| Will help you in a very limited way. Unfortunally, you will need to hunt from several places to go after any half-decent implementation of any decent-enough language. But do anything first. So, take this tutorial and complete it. If after it you wanna move... I'm working in my own language, and after read like hundreds of links/blogs/books/etc, you will find that a lot of that is heavily biased torwards parsing, LISPys, FORTHs, and ultra-heavy-monads-worship or academic complexting that will make your head spin. After all that read, I'm still confused. Because a lot of things are not simpler or obvious in the way how make a blog or a ecommerce site can be. So, read a part of the list I have collected: https://www.reddit.com/r/coding/comments/2ocw2r/how_to_creat... ---- Syntax is very important, but after read a lot, I think that do the parsing stuff is not the very best first step. INSTEAD DO THE AST WALKER. Seriously. Get clear how the the AST can be processed and focus in that. Changes in the AST will cause heavy impacts in your parsing stuff, and a lot of question need to get clarified first. For example, from the link above: My first questions?
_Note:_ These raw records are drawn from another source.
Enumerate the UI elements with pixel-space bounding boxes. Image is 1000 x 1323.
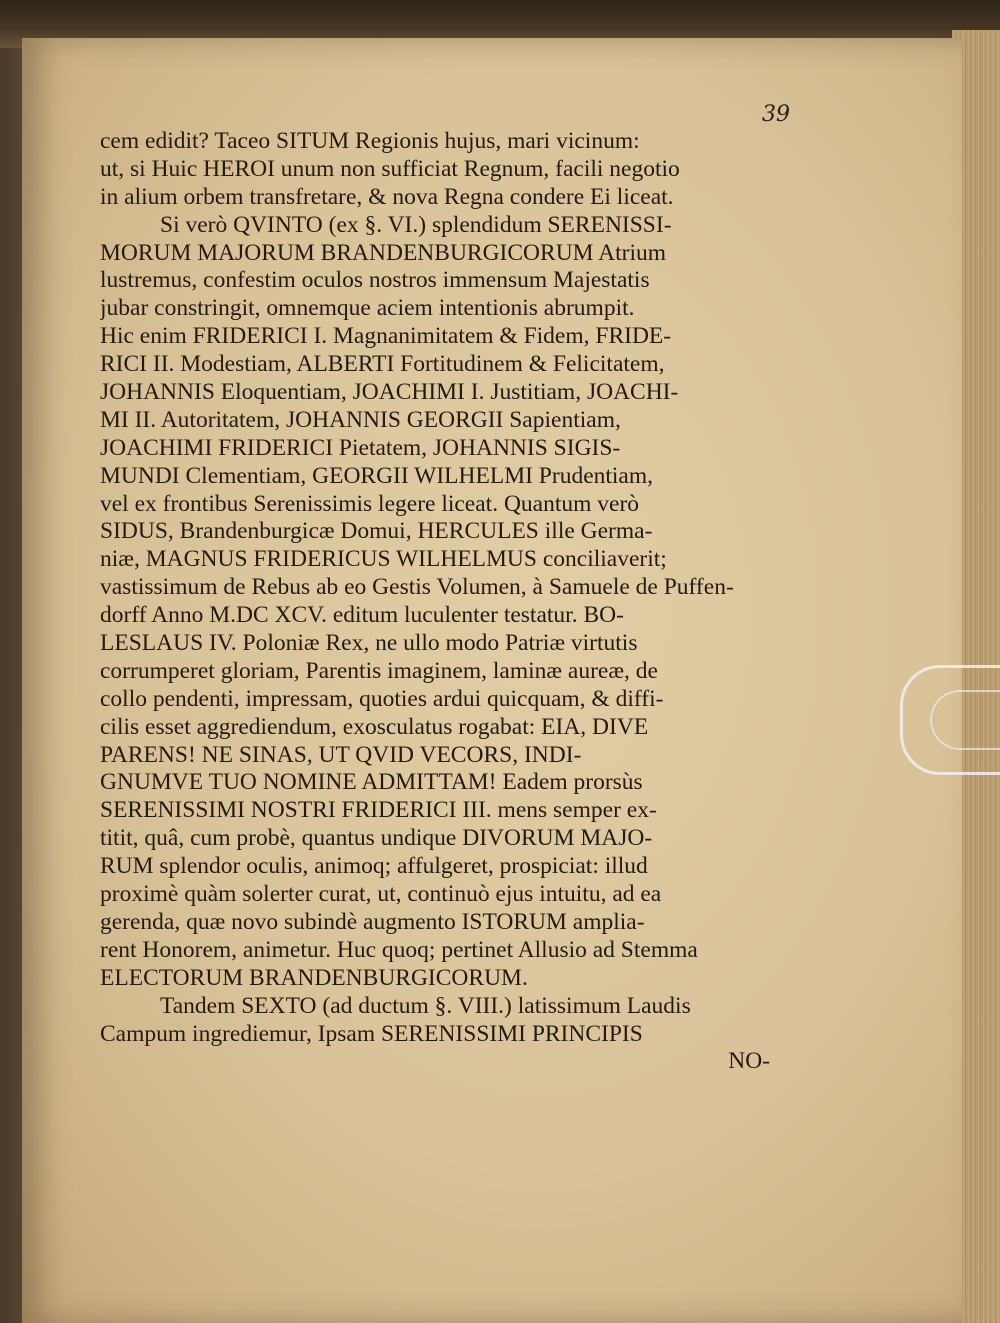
text-line: SIDUS, Brandenburgicæ Domui, HERCULES ille Germa-	[100, 518, 653, 545]
text-line: Campum ingrediemur, Ipsam SERENISSIMI PRINCIPIS	[100, 1020, 643, 1047]
page-number: 39	[762, 102, 790, 127]
text-line: LESLAUS IV. Poloniæ Rex, ne ullo modo Patriæ virtutis	[100, 630, 638, 657]
text-line: cem edidit? Taceo SITUM Regionis hujus, mari vicinum:	[100, 128, 640, 154]
text-line: SERENISSIMI NOSTRI FRIDERICI III. mens semper ex-	[100, 797, 657, 824]
text-line: ELECTORUM BRANDENBURGICORUM.	[100, 964, 528, 991]
text-line: GNUMVE TUO NOMINE ADMITTAM! Eadem prorsùs	[100, 769, 643, 796]
text-line: dorff Anno M.DC XCV. editum luculenter testatur. BO-	[100, 602, 624, 629]
text-line: jubar constringit, omnemque aciem intentionis abrumpit.	[100, 295, 635, 322]
text-line: cilis esset aggrediendum, exosculatus rogabat: EIA, DIVE	[100, 713, 649, 740]
text-line: in alium orbem transfretare, & nova Regna condere Ei liceat.	[100, 183, 674, 210]
text-line: ut, si Huic HEROI unum non sufficiat Regnum, facili negotio	[100, 155, 680, 182]
text-line: MUNDI Clementiam, GEORGII WILHELMI Prudentiam,	[100, 462, 654, 489]
page-text	[100, 128, 800, 1076]
text-line: Tandem SEXTO (ad ductum §. VIII.) latissimum Laudis	[160, 992, 691, 1019]
text-line: PARENS! NE SINAS, UT QVID VECORS, INDI-	[100, 741, 582, 768]
text-line: Hic enim FRIDERICI I. Magnanimitatem & Fidem, FRIDE-	[100, 323, 672, 350]
text-line: MORUM MAJORUM BRANDENBURGICORUM Atrium	[100, 239, 667, 266]
text-line: collo pendenti, impressam, quoties ardui quicquam, & diffi-	[100, 685, 664, 712]
text-line: titit, quâ, cum probè, quantus undique DIVORUM MAJO-	[100, 825, 653, 852]
text-line: niæ, MAGNUS FRIDERICUS WILHELMUS conciliaverit;	[100, 546, 667, 573]
text-line: rent Honorem, animetur. Huc quoq; pertinet Allusio ad Stemma	[100, 936, 698, 963]
text-line: corrumperet gloriam, Parentis imaginem, laminæ aureæ, de	[100, 657, 658, 684]
text-line: gerenda, quæ novo subindè augmento ISTORUM amplia-	[100, 908, 645, 935]
text-line: JOACHIMI FRIDERICI Pietatem, JOHANNIS SIGIS-	[100, 434, 621, 461]
text-line: lustremus, confestim oculos nostros immensum Majestatis	[100, 267, 650, 294]
text-line: JOHANNIS Eloquentiam, JOACHIMI I. Justitiam, JOACHI-	[100, 379, 679, 406]
text-line: vel ex frontibus Serenissimis legere liceat. Quantum verò	[100, 490, 640, 517]
paper-clip-inner	[930, 690, 1000, 750]
text-line: RICI II. Modestiam, ALBERTI Fortitudinem & Felicitatem,	[100, 351, 665, 378]
text-line: MI II. Autoritatem, JOHANNIS GEORGII Sapientiam,	[100, 406, 621, 433]
text-line: Si verò QVINTO (ex §. VI.) splendidum SERENISSI-	[160, 211, 672, 238]
text-line: RUM splendor oculis, animoq; affulgeret, prospiciat: illud	[100, 853, 648, 880]
catchword: NO-	[728, 1048, 770, 1075]
text-line: proximè quàm solerter curat, ut, continuò ejus intuitu, ad ea	[100, 881, 662, 908]
text-line: vastissimum de Rebus ab eo Gestis Volumen, à Samuele de Puffen-	[100, 574, 734, 601]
How make a REPL, a debugger, how implement pattern matching, type checking, if a interpreter can be fast enough, if possible to avoid to do a whole VM for it, etc...
Exist a LOT of practical questions that are left as "a exercise for the reader" that need clarifications.
So, my advice:- Get a list of what do you want for your language. Then think harder and try to remove features and get to the core of it. - From the above, start to understand the details. For example: I wanna to do GO-style concurrency, so... how implement GO-style concurrency? If that is not solved, your syntax is pointless. That is why try to fill the "core" of the language as much as possible before to commit to the GUI (aka:syntax) of it. - Then do a interpreter. Is FAR easier. Even if you wanna do a compiler, start here is more easier. - On the side, play with your syntax, and imagine how write in the language could be. Then start to think "to make this syntax do that, how I can do inside the guts of the compiler"? But you can delay the parser for a while. When the time come for the parsing, probably is better to do as a top-down parser and/or pratt-parser. I don't waste time with parser generators. If your disagree, ok with me ;) I have find that use F# is great for this stuff. However, OCalm have more code-samples (ie: ML languages are made for this!). Lisp will work great if your are insane to like that ;). Hardcode C-developer? Tons of code to look, but not very much in clarity to see. |
Interpreter is unavoidably convoluted, it is full of very complex things like environment handling, it cannot be split into smaller parts in any sane way.
Compiler, on the other hand, is nothing but a trivial sequence of very simple tranforms (as simple as you like), each is nothing but a couple of term rewriting rules. You do not need a Turing-complete language to implement a compiler.